Мне вспомнился Мор, томившийся в лишенной книг камере. Но Анна Болейн до самой казни может сохранять свои привилегии (за исключением чести называться моей женой). Вдруг мне подумалось: а что, если послать за французским фехтовальщиком? Пусть он с искусным изяществом исполнит смертный приговор. Ей всегда нравились «французские затеи»; добрый английский топор, безусловно, грубоват для ее чувствительной и тонкой натуры. Я отправил соответствующее распоряжение коменданту Кале. Вот так штука, я готов потакать ее прихотям до последнего часа…
Я тихо рассмеялся… но через мгновение мной овладел истерический хохот.
Уилл:
Мы услышали взрывы смеха, доносившиеся из кабинета короля, но не посмели войти. Казалось, там хохотал безумец, и мы испугались, что к Гарри тайно пробрался какой-то недоброжелатель. Король никогда так не смеялся, и один из стражников все-таки осмелился заглянуть внутрь.
Там не оказалось никого, кроме Генриха. Он сидел за письменным столом, и лицо его опасно побагровело.
Я приблизился к нему — больше никто не посмел — и замер на миг, готовый броситься за лекарем. Я не сомневался, что короля разбил апоплексический удар.
— Не беспокойтесь, милорд, сейчас вам окажут помощь, — произнес я как можно серьезнее и внушительнее.
— Помощь? — спокойно спросил он, и кровь отхлынула от его лица. — Брось, Уилл, помощь мне не нужна. Все в порядке, в полном порядке. — Он показал на письмо и заметил: — Славная французская кончина ждет ее… Смерть должна согласовываться с жизнью… Правда, редко удается это устроить. Но я окажу ей такую услугу.
Неужели переутомление и горе омрачили его разум?
— Да, ваша милость, — мягко сказал я. — Лорд — хранитель малой печати позаботится об отправке ваших посланий. Успокойтесь. Вы слишком много работаете.
Он привстал было из-за стола, но вновь опустился в кресло, с озабоченным видом покачав головой.
— Есть еще одно дело. Остальным преступникам я тоже должен облегчить участь. Смягчим приговор, заменив его обычным обезглавливанием. Так и порешим. — Он начал строчить приказы на пергаменте. — Но им придется удовольствоваться английским палачом с привычным топором.
* * *
Утром семнадцатого мая Анна видела из своего окна, как на холм за рвом Тауэра вывели пятерых ее полюбовников и соучастников тайных заговоров и они поднялись на эшафот. Это было крепкое высокое сооружение, видное даже зрителям последних рядов (а толпа там скопилась огромная).
Первым шел сэр Уильям Бреретон. Он трусливо стонал и дрожал всем телом.
— Я заслужил бы смерть, если бы у нас казнили за любое прегрешение! — крикнул он, а когда палач указал ему на плаху, возмущенно заявил: — Но меня осудили беспричинно!.. Я требую справедливого суда!

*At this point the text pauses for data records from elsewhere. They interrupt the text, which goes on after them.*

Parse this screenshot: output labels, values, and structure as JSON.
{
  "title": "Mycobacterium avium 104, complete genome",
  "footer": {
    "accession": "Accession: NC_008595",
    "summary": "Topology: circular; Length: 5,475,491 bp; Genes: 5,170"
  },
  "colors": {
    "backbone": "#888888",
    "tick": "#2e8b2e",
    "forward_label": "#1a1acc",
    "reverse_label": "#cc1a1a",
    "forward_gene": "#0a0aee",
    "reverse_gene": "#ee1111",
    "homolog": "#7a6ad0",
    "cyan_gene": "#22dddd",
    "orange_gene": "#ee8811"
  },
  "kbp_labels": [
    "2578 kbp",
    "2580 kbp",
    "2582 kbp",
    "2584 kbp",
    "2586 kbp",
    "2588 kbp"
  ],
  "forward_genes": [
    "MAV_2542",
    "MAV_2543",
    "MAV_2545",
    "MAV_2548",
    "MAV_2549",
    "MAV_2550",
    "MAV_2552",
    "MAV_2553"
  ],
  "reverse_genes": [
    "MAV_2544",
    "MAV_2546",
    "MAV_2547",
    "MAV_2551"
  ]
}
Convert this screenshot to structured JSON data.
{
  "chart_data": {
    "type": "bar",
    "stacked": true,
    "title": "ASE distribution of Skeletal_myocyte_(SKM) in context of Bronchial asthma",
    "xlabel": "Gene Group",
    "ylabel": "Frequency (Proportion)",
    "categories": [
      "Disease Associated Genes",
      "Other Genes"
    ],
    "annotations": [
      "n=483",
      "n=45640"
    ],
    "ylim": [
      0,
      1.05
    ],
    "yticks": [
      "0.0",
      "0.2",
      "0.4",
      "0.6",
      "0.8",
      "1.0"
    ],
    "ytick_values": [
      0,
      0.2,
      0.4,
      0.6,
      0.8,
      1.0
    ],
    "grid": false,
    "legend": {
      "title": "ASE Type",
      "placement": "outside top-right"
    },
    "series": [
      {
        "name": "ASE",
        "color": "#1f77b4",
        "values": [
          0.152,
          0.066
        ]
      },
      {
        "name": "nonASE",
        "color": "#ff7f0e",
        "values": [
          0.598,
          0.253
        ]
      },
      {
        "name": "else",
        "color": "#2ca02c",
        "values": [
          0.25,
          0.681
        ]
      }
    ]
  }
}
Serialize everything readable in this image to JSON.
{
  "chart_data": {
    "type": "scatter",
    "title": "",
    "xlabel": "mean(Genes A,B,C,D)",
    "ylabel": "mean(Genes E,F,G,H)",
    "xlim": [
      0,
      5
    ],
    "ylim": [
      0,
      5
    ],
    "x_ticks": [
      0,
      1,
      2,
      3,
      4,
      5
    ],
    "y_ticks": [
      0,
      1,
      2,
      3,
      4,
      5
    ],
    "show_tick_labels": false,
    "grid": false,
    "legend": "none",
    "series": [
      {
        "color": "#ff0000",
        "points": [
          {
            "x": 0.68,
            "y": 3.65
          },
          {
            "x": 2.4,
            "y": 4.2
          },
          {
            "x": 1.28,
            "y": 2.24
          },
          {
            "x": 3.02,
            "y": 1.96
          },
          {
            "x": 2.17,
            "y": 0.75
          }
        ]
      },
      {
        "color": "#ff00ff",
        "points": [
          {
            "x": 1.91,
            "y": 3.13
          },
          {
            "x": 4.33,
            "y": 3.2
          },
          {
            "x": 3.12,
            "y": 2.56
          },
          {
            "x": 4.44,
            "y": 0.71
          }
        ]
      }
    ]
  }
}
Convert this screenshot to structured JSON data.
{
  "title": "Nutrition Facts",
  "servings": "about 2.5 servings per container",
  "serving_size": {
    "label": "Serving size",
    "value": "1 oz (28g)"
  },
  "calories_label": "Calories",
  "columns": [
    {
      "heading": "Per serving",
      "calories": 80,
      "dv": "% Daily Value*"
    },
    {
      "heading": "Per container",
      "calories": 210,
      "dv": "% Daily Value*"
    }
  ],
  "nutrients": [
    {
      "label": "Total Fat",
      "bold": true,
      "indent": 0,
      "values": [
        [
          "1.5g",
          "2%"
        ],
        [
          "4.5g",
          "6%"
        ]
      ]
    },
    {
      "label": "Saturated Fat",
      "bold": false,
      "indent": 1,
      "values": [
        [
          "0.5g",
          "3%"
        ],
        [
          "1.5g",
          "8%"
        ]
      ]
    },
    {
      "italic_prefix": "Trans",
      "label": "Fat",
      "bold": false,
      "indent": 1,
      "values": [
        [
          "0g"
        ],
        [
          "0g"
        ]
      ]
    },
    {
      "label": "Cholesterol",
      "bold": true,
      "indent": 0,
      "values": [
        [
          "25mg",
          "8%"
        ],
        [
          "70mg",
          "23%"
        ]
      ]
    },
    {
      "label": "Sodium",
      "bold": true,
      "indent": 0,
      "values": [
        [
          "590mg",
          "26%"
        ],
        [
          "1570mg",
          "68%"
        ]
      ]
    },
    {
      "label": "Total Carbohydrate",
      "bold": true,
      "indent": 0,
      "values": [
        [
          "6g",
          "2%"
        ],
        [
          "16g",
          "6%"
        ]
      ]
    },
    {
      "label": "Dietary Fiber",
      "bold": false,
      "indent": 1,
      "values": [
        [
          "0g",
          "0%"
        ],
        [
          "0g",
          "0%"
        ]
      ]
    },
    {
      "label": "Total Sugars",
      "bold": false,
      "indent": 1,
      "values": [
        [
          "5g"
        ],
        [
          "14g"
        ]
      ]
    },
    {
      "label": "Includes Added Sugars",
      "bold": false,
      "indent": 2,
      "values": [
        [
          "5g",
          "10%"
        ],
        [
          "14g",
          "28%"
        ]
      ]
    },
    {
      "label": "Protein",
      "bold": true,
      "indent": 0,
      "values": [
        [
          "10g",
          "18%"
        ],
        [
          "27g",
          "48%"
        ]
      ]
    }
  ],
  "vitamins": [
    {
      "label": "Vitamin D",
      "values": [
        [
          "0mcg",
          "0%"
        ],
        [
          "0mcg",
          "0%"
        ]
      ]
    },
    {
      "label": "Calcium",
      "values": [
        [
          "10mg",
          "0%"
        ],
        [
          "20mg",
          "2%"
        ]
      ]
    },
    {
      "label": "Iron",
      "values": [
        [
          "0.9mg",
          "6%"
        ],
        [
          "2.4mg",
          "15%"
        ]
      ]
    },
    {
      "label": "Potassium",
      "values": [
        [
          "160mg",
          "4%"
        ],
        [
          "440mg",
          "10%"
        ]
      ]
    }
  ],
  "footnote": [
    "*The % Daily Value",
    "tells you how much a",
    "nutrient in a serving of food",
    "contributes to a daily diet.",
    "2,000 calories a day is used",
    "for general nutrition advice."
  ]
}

Стремясь отсрочить казнь, он повторил эти слова еще трижды или четырежды. Но голос изменил ему, когда его вынудили опустить голову на плаху. Палач взмахнул большим топором и одним точным ударом разрубил шею Бреретона. Голова скатилась на солому, и палач традиционно поднял ее и показал зрителям.
Буквально за пару минут тело и голову казненного унесли, сменили солому и вымыли плаху и топор. Мертвеца спустили по лестнице и положили в гроб за эшафотом.
Следующим был Генри Норрис. Он был немногословен, но сказанное им прозвучало лестно для короля:
— Я полагаю, что нет среди благородных придворных человека, который был бы обязан королю больше меня, но я проявил тяжкую неблагодарность и небрежение к ниспосланным мне благам. Я молю Господа о милосердии к моей душе.
И он с готовностью положил голову на плаху. Мастерский удар топора, и приговор свершился еще до того, как зрители успели перевести дух. Жене и матери не удалось выкупить жизнь сэра Фрэнсиса Уэстона даже за сотню тысяч крон, и этот красавец, все такой же цветущий и бодрый, поднялся на эшафот. Синева его глаз соперничала с ясными майскими небесами.